Notes from Maine - 2020/05/13
It has been a weird week/month/year. I’m sure it has been for everyone. This is going to be interesting going forward. I don’t know if there has every been an event that has captured the whole world’s attention for this period of time. For months, we’ve all been experiencing the same changes and challenges. We’re all tuned into the same news to some extent.
In my corner of the world, the pandemic has been the backdrop to a lot of unrelated challenges. My father entered the hospital at the end of March for a spinal issue. He’s now in a rehab facility. Every step of that process has been difficult. His first surgery caused a leak of his spinal fluid that brought headaches and pain. The second surgery revealed life-threatening infections. Treatment of all that took away his cognition to the point that it didn’t seem like he would ever really be the same person. We had to explain everything over the phone to each new group of providers. Dad is very sensitive to anesthetic and opiates. He’s a different person on those and recovers more slowly than most. So every time they put him on drugs, they would decide that he was incapable of making his own decisions (rightly so) and we would have to take over by phone to consent to treatment.
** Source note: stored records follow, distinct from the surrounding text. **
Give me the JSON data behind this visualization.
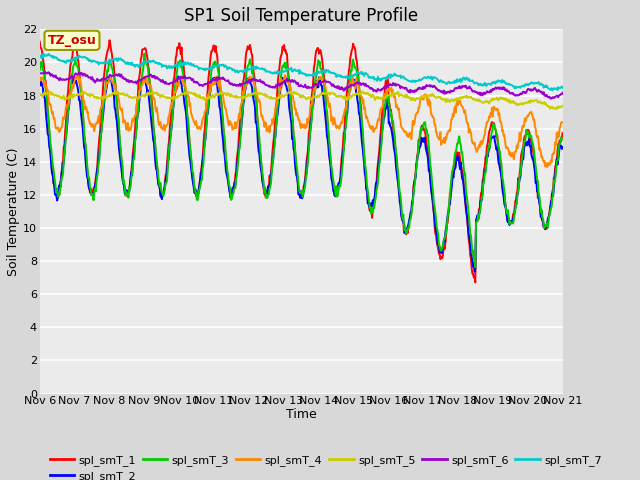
{
  "title": "SP1 Soil Temperature Profile",
  "xlabel": "Time",
  "ylabel": "Soil Temperature (C)",
  "ylim": [
    0,
    22
  ],
  "yticks": [
    0,
    2,
    4,
    6,
    8,
    10,
    12,
    14,
    16,
    18,
    20,
    22
  ],
  "xtick_labels": [
    "Nov 6",
    "Nov 7",
    "Nov 8",
    "Nov 9",
    "Nov 10",
    "Nov 11",
    "Nov 12",
    "Nov 13",
    "Nov 14",
    "Nov 15",
    "Nov 16",
    "Nov 17",
    "Nov 18",
    "Nov 19",
    "Nov 20",
    "Nov 21"
  ],
  "series_colors": {
    "spl_smT_1": "#ff0000",
    "spl_smT_2": "#0000ff",
    "spl_smT_3": "#00cc00",
    "spl_smT_4": "#ff8800",
    "spl_smT_5": "#cccc00",
    "spl_smT_6": "#9900cc",
    "spl_smT_7": "#00cccc"
  },
  "bg_color": "#d8d8d8",
  "plot_bg_color": "#ebebeb",
  "grid_color": "#ffffff",
  "annotation_text": "TZ_osu",
  "annotation_color": "#cc0000",
  "annotation_bg": "#ffffcc",
  "annotation_border": "#999900",
  "title_fontsize": 12,
  "axis_label_fontsize": 9,
  "tick_fontsize": 8,
  "legend_fontsize": 8,
  "linewidth": 1.4
}
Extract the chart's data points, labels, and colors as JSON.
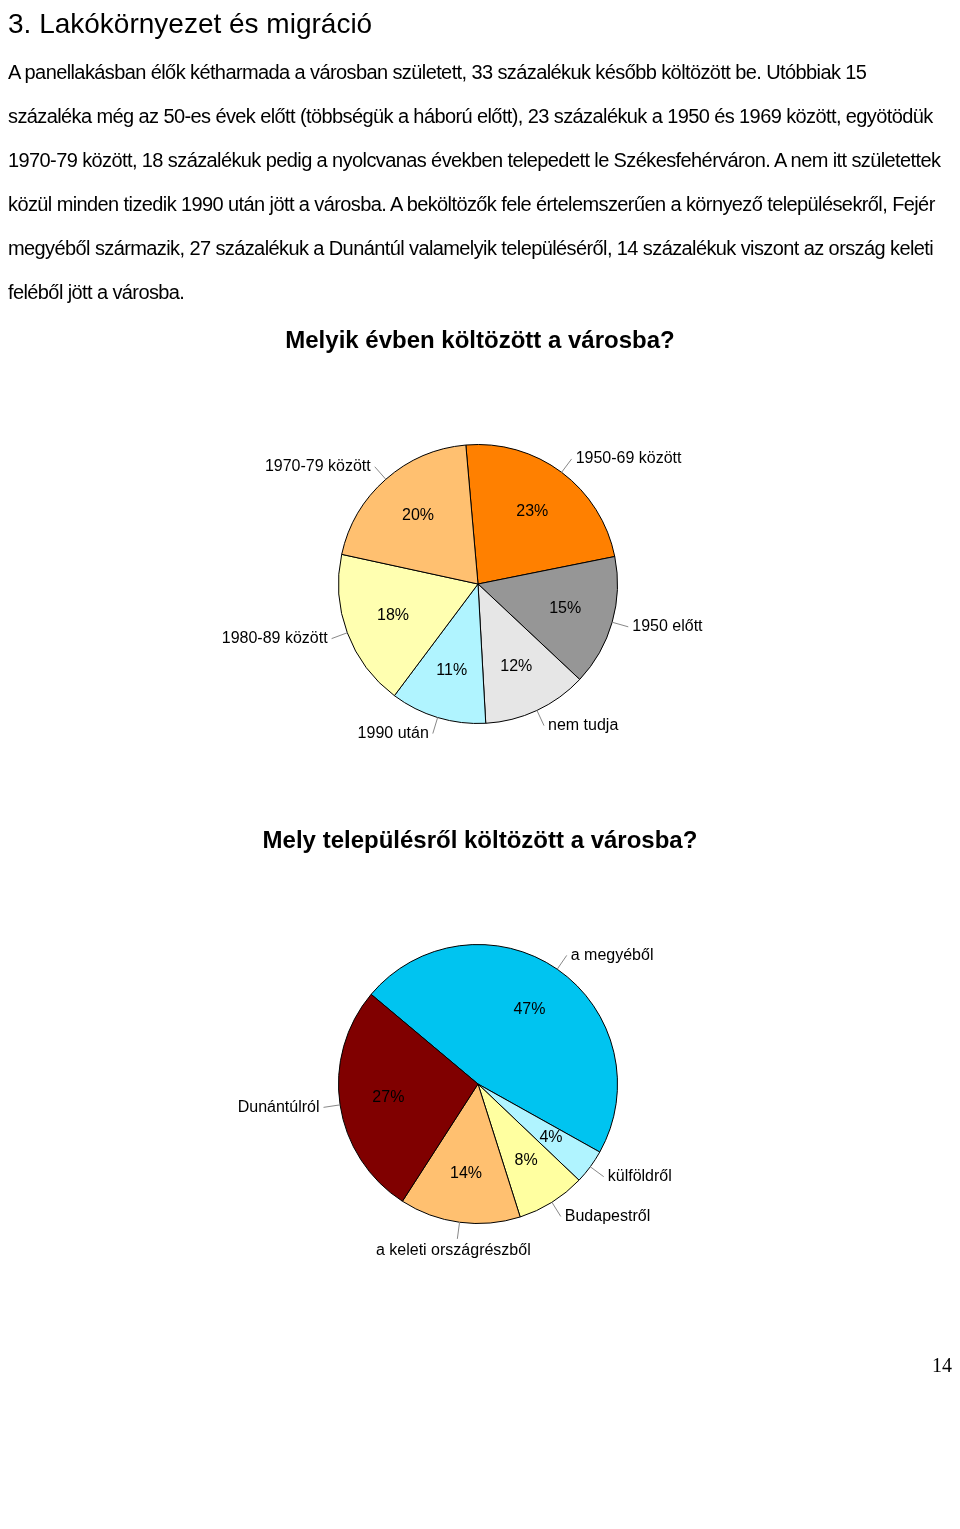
{
  "chart_data": [
    {
      "type": "pie",
      "title": "Melyik évben költözött a városba?",
      "annotations": [
        "3. Lakókörnyezet  és migráció",
        "A panellakásban élők kétharmada a városban született, 33 százalékuk később költözött be. Utóbbiak 15 százaléka még az 50-es évek előtt (többségük a háború előtt), 23 százalékuk a 1950 és 1969 között, egyötödük 1970-79 között, 18 százalékuk pedig a nyolcvanas években telepedett le Székesfehérváron. A nem itt születettek közül minden tizedik 1990 után jött a városba. A beköltözők fele értelemszerűen a környező településekről, Fejér megyéből származik, 27 százalékuk a Dunántúl valamelyik településéről, 14 százalékuk viszont az ország keleti feléből jött a városba."
      ],
      "categories": [
        "1950-69 között",
        "1950 előtt",
        "nem tudja",
        "1990 után",
        "1980-89 között",
        "1970-79 között"
      ],
      "values": [
        23,
        15,
        12,
        11,
        18,
        20
      ],
      "value_labels": [
        "23%",
        "15%",
        "12%",
        "11%",
        "18%",
        "20%"
      ],
      "colors": [
        "#ff8000",
        "#969696",
        "#e6e6e6",
        "#b0f4ff",
        "#ffffb0",
        "#ffc070"
      ]
    },
    {
      "type": "pie",
      "title": "Mely településről költözött a városba?",
      "annotations": [
        "14"
      ],
      "categories": [
        "a megyéből",
        "külföldről",
        "Budapestről",
        "a keleti országrészből",
        "Dunántúlról"
      ],
      "values": [
        47,
        4,
        8,
        14,
        27
      ],
      "value_labels": [
        "47%",
        "4%",
        "8%",
        "14%",
        "27%"
      ],
      "colors": [
        "#00c4f0",
        "#b0f4ff",
        "#ffffa0",
        "#ffc070",
        "#800000"
      ]
    }
  ]
}
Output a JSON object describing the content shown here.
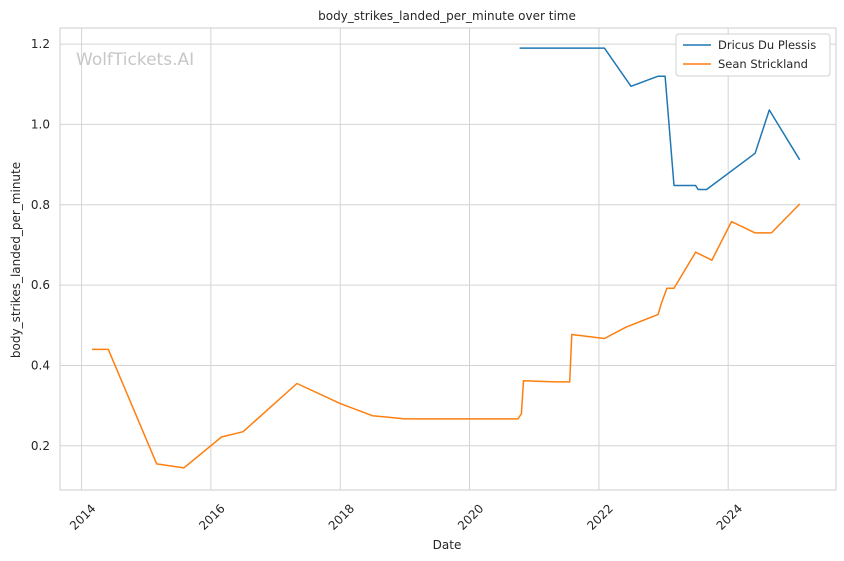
{
  "chart_data": {
    "type": "line",
    "title": "body_strikes_landed_per_minute over time",
    "xlabel": "Date",
    "ylabel": "body_strikes_landed_per_minute",
    "watermark": "WolfTickets.AI",
    "x_axis_type": "date",
    "xlim": [
      "2013-09-01",
      "2025-09-01"
    ],
    "ylim": [
      0.09,
      1.24
    ],
    "x_ticks": [
      "2014",
      "2016",
      "2018",
      "2020",
      "2022",
      "2024"
    ],
    "y_ticks": [
      "0.2",
      "0.4",
      "0.6",
      "0.8",
      "1.0",
      "1.2"
    ],
    "grid": true,
    "legend_position": "top-right",
    "series": [
      {
        "name": "Dricus Du Plessis",
        "color": "#1f77b4",
        "points": [
          [
            "2020-10-10",
            1.19
          ],
          [
            "2021-07-01",
            1.19
          ],
          [
            "2022-02-01",
            1.19
          ],
          [
            "2022-07-01",
            1.095
          ],
          [
            "2022-12-01",
            1.12
          ],
          [
            "2023-01-10",
            1.12
          ],
          [
            "2023-03-01",
            0.848
          ],
          [
            "2023-07-01",
            0.848
          ],
          [
            "2023-07-15",
            0.838
          ],
          [
            "2023-09-01",
            0.838
          ],
          [
            "2024-06-01",
            0.928
          ],
          [
            "2024-08-20",
            1.036
          ],
          [
            "2025-02-08",
            0.912
          ]
        ]
      },
      {
        "name": "Sean Strickland",
        "color": "#ff7f0e",
        "points": [
          [
            "2014-03-01",
            0.44
          ],
          [
            "2014-06-01",
            0.44
          ],
          [
            "2015-03-01",
            0.155
          ],
          [
            "2015-08-01",
            0.145
          ],
          [
            "2016-03-01",
            0.222
          ],
          [
            "2016-07-01",
            0.235
          ],
          [
            "2017-05-01",
            0.355
          ],
          [
            "2018-01-01",
            0.305
          ],
          [
            "2018-07-01",
            0.275
          ],
          [
            "2019-01-01",
            0.267
          ],
          [
            "2020-10-01",
            0.267
          ],
          [
            "2020-10-20",
            0.28
          ],
          [
            "2020-11-01",
            0.362
          ],
          [
            "2021-05-01",
            0.359
          ],
          [
            "2021-07-20",
            0.359
          ],
          [
            "2021-08-01",
            0.477
          ],
          [
            "2022-02-01",
            0.467
          ],
          [
            "2022-06-01",
            0.495
          ],
          [
            "2022-12-01",
            0.527
          ],
          [
            "2022-12-20",
            0.555
          ],
          [
            "2023-01-20",
            0.592
          ],
          [
            "2023-03-01",
            0.592
          ],
          [
            "2023-07-01",
            0.682
          ],
          [
            "2023-10-01",
            0.662
          ],
          [
            "2024-01-20",
            0.758
          ],
          [
            "2024-06-01",
            0.73
          ],
          [
            "2024-09-01",
            0.73
          ],
          [
            "2025-02-08",
            0.802
          ]
        ]
      }
    ]
  }
}
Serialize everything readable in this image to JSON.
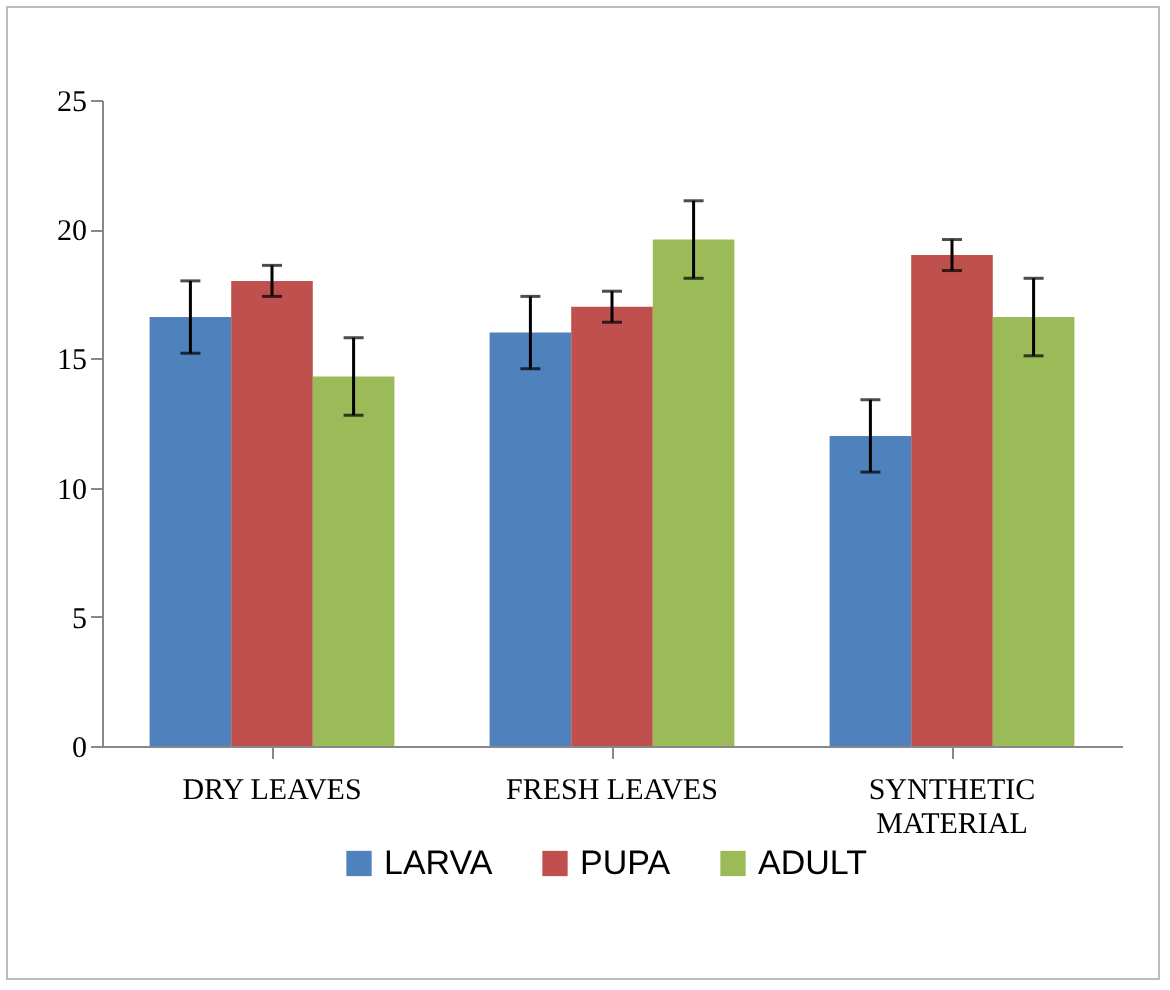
{
  "chart_data": {
    "type": "bar",
    "categories": [
      "DRY LEAVES",
      "FRESH LEAVES",
      "SYNTHETIC MATERIAL"
    ],
    "series": [
      {
        "name": "LARVA",
        "color": "#4f81bd",
        "values": [
          16.6,
          16.0,
          12.0
        ],
        "errors": [
          1.4,
          1.4,
          1.4
        ]
      },
      {
        "name": "PUPA",
        "color": "#c0504d",
        "values": [
          18.0,
          17.0,
          19.0
        ],
        "errors": [
          0.6,
          0.6,
          0.6
        ]
      },
      {
        "name": "ADULT",
        "color": "#9bbb59",
        "values": [
          14.3,
          19.6,
          16.6
        ],
        "errors": [
          1.5,
          1.5,
          1.5
        ]
      }
    ],
    "ylim": [
      0,
      25
    ],
    "yticks": [
      0,
      5,
      10,
      15,
      20,
      25
    ],
    "grid": false,
    "legend": "bottom"
  }
}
After a few days in the rehab facility, I got them to take him off the hard drugs and today he was both pain-free (for the moment) and aware of his situation—where/when/why. Good news for him.
I think about parents, children, and family bonds a lot when I’m writing. They’re the relationships through which we form our understanding of the world, right? The book I’m sending out today is very much about those bonds and their limits.
Some of us break free from home like a panicked horse charging through burning barn doors. Others are launched by careful, guiding hands. I suspect that there must be a lot of kids who are currently ready to lose their minds right now. Being a teenager with limited freedom is hard enough. I can’t imagine being sent home from college to be incarcerated back in my home town. I probably would have burned my house down.